The current study authors suggest that longitudinal follow up studies allow for increased precision in measuring the effectiveness of a psycho-educational intervention.
There are several limitations to the study. The sample was highly selective as it consisted of patients who were referred for interdisciplinary treatment as a last resort. Thus, results cannot be generalized to the entire chronic pain population. Also, these results only demonstrate associations between acceptance and other variables, not causality. It cannot be determined as to whether acceptance leads to better functioning or if better functioning encourages acceptance. In addition, the study incorporated assessment of variables on the same patients upon admission and discharge, lacking a true control group. The dataset is based on self-report questionnaires. Thus patient mood, pain intensity at the time and other confounding variables could have influenced the results.

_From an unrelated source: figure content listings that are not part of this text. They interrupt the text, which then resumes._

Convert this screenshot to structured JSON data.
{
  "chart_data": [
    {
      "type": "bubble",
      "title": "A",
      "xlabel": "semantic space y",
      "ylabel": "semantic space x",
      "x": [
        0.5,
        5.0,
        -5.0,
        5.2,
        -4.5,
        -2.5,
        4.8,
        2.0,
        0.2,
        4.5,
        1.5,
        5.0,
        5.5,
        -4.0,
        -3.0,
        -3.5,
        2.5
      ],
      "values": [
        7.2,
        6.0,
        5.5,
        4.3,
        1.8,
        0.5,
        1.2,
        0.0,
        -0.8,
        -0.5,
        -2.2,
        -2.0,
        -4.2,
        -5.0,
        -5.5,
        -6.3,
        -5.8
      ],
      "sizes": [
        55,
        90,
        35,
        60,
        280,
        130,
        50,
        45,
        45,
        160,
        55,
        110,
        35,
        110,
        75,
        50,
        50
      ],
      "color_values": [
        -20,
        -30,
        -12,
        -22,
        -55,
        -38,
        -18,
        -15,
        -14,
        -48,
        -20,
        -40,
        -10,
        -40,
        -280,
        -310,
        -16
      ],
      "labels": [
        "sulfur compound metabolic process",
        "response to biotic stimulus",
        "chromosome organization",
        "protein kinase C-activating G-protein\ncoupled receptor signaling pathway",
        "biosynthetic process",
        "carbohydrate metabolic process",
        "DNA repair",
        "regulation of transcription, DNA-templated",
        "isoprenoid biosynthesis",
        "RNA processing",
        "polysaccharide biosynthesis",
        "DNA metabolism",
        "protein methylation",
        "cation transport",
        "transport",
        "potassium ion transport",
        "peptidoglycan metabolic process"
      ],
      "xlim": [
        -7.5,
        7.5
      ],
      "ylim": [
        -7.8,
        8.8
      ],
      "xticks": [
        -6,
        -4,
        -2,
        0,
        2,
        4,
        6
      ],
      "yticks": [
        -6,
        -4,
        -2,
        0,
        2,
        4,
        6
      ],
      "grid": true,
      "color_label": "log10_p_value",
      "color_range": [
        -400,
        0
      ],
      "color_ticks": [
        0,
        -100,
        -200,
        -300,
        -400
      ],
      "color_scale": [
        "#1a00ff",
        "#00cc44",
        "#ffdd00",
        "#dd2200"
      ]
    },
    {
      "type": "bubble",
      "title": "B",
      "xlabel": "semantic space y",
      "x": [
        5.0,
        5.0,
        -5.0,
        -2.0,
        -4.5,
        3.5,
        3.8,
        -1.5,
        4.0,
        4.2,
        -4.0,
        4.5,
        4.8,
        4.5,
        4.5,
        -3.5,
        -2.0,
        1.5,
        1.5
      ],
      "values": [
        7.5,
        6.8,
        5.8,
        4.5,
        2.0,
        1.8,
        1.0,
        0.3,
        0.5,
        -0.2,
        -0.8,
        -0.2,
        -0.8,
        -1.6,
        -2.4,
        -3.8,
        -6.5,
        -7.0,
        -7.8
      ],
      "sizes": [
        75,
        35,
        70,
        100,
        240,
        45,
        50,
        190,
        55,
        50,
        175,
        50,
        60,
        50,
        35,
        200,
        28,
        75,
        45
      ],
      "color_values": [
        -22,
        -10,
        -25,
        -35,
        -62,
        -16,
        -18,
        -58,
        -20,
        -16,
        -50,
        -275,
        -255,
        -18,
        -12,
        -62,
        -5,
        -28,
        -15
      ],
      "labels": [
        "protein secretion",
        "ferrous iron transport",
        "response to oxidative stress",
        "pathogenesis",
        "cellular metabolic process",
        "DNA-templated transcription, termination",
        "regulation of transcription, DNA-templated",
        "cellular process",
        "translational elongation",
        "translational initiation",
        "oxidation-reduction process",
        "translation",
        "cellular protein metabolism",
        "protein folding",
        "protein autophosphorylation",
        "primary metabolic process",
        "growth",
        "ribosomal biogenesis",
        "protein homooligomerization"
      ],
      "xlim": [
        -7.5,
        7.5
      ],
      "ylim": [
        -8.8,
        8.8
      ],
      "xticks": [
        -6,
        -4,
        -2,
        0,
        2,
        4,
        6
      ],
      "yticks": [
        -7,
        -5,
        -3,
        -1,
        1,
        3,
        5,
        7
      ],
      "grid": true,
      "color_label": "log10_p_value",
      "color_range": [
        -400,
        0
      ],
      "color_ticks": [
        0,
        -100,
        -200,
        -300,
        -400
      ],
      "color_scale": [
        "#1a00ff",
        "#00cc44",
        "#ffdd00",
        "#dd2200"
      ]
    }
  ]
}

Acceptance-based treatment may not be the most appropriate when pain can be easily controlled or when control leads to improved overall functioning.34 Acceptance-related processes are not critical for everyone to the same extent. It is also important to recognize that all patients have unique histories, life problems and other health issues, which contribute to variance within the data.
CONCLUSION
Despite the limitations, the results of the study are consistent with published literature and extend previous findings as well. Participants in a CBT-based interdisciplinary pain program demonstrated statistically significant increases in their acceptance scores, associated with overall improvement in patient functioning. Higher acceptance scores at admission are associated with the adoption of a self-management approach to chronic pain. Thus, the CPAQ could be used as a tool to predict whether a patient is a good candidate for an interdisciplinary pain program. Increases in acceptance scores are correlated with many positive changes as measured by other variables, thus CBT programs could include acceptance as an additional focus during treatment. Program goals should focus on increasing patient functioning and minimizing avoidance. An acceptance-based approach would focus on the awareness of emotions through mindfulness and cognitive diffusion. There has been recent support for success of programs, which incorporate acceptance as a focus.9 In a previous study by McCracken et al an acceptance-based approach was evaluated in a 3-4 week residential program. Acceptance, as assessed by the CPAQ, was strongly related to changes in key outcome variables, thus further examination of acceptance at a chronic pain management unit is a necessary step towards improving treatment methods. The investigation of acceptance should also be broadened to a wider sample of the chronic pain population, as this topic is likely to be vital for understanding both the suffering of chronic pain patients and its alleviation.
CONFLICTS OF INTEREST
There is no conflict of interest in the data collection and reporting of the results of this study.
ACKNOWLEDGEMENTS
We would like to thank the staff at the Chedoke CPMP for all of their assistance with this study as well as Mary Lou Schmuck for her assistance with data analysis.